Selfhood and Agency: Understanding Individualism
An individualistic conception of society and persons has been central to modern ‘western’ self-understanding. Obvious within pop culture, entertainment and media, it is equally evident in areas as disparate as psychological theorizing, liberal political ideology, and rights-based ethics and morality. Clearly it plays the crucial role in our understanding of the self and of personal identity. What are the historical roots of this conception? What is its moral appeal? What are its epistemological ramifications? Is individualism a viable or coherent notion? This course uses Charles Taylor’s seminal work Sources of the self to investigate these questions and inform a discussion of the postmodern critique of individualism, in particular focusing on the newly-emphasized significance of language and tradition.
As an independent reading course, students will be expected to conduct extensive reading and research independently.

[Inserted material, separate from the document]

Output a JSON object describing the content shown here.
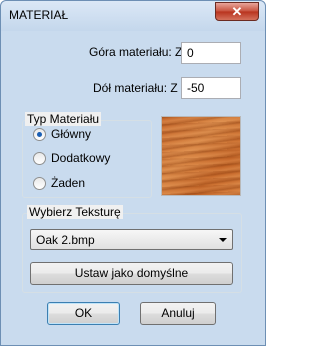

The central outcome of the course will be one major research paper of either conference-level presentation quality or journal-submittable quality.
Baumeister, R. (1986). Identity: cultural change and the struggle for self. New York & Oxford: Oxford Univ. Press. (pp. 3-17, 28, 57-58, 246-265)
Taylor, C. (1989). Sources of the self. Harvard: Harvard University Press.
Texts (recommended but not required):
Dumont, L. (1986). Essays on individualism: modern ideology in anthropological perspective. Chicago: University of Chicago.
Weintraub, K. J. (1978). The value of the individual: Self and circumstance in autobiography. Chicago: University of Chicago Press.